There is no merit in appellant's contention that the Court erred in giving such judgment, because part of the relief prayed for in the complaint was that the case be referred to a referee to ascertain and report the amount due on the mortgage, and that he expected, *392 therefore, that it would be referred, and at such reference he would have the opportunity to examine the witnesses as to the payments made. When the case was taken up for trial in open Court, he should have known that it would be finally disposed of on that trial, or he should, at least, have informed himself as to that matter. But the record fails to show that he made any objection in the Court below to a final judgment being passed, or that he asked for an opportunity to offer any further evidence, or for a reference. He had full opportunity to examine both plaintiff and Cobb as to payments made on the mortgage debt.

It is contended that the Court erred in disregarding the endorsement of the notes "without recourse," and in holding Dickson bound by the agreement, dated January 11, 1908, to guarantee payment and save Welborn from loss on the notes and mortgage. Appellant argues that the agreement dated January 11th, did not bear its true date, and that it is inferable from the evidence that its true date was January 1st, and that it was intended to be only a temporary guarantee of the title to the land covered by the Cobb mortgage, pending the examination of that title by Welborn's attorneys, and that when the transaction was subsequently closed, that agreement expired, because, at that time, Welborn's attorneys had examined and approved the title. An examination of the agreement does not warrant the inference of any such limitation of its purpose, or that it was intended to be only temporary, and of force only until the title could be examined. The findings and conclusions of the Court are supported by the greater weight of the evidence.

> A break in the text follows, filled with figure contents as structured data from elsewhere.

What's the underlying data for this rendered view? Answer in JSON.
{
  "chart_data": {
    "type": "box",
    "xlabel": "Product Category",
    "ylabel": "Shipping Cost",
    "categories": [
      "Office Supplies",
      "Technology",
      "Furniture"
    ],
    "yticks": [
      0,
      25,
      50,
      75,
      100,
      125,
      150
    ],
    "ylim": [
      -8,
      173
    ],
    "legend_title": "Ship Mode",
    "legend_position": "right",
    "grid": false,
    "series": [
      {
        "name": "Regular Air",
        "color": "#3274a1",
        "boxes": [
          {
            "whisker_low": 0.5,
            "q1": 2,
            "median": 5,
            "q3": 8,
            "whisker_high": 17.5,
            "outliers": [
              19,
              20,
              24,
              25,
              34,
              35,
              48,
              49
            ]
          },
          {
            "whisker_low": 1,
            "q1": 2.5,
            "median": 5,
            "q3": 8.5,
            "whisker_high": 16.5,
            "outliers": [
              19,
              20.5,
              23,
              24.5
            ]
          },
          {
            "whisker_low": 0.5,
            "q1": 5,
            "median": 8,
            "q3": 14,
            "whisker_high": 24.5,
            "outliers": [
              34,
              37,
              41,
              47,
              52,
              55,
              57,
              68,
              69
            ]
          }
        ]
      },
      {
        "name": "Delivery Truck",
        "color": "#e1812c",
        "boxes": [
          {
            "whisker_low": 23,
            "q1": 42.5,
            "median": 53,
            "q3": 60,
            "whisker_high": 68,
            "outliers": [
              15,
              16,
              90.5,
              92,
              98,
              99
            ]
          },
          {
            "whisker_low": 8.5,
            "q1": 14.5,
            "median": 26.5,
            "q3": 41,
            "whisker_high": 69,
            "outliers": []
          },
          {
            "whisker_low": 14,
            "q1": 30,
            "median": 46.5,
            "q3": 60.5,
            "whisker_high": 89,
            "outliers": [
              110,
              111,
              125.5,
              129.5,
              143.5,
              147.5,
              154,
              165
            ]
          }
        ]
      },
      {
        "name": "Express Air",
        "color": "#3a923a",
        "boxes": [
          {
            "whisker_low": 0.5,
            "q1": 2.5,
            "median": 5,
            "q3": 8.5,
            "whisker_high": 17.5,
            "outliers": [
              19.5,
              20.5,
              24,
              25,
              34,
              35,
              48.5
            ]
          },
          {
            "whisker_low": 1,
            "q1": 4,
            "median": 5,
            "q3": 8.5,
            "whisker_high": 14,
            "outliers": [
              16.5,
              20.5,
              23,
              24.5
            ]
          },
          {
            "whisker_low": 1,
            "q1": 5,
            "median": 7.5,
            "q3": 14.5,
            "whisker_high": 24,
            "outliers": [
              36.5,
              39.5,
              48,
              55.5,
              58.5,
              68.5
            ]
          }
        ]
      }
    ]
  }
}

The appellant requested the Court to charge the jury that, if he merely said to Cobb that his deed called for 138 acres, that would not be a misrepresentation. His Honor refused the instruction, on the ground that it would be a charge on the facts. In this there was no error, because a seller might say to a buyer, "my deed calls *393 for so much" in such a way and under such circumstances as to create in the mind of the buyer the belief that the tract contained that many acres. If he should make such an assertion with the intention to create such a belief, knowing that the tract did not contain that many acres he would be guilty of misrepresentation. One may be guilty of misrepresentation in law, as well as in morals, by purposely creating a false impression of belief in the mind of another, with the intention that he act upon it, without making any positive or literal false statement of fact. The suppression of the truth, with misleading suggestions, may be as effective to create an erroneous or false impression as a direct falsehood.

The other points raised are either involved in and concluded by what has been said, or they are so clearly untenable as to require no special consideration.

Affirmed.

Only MR. CHIEF JUSTICE GARY and MR. JUSTICE WOODSparticipated in hearing this case and concur.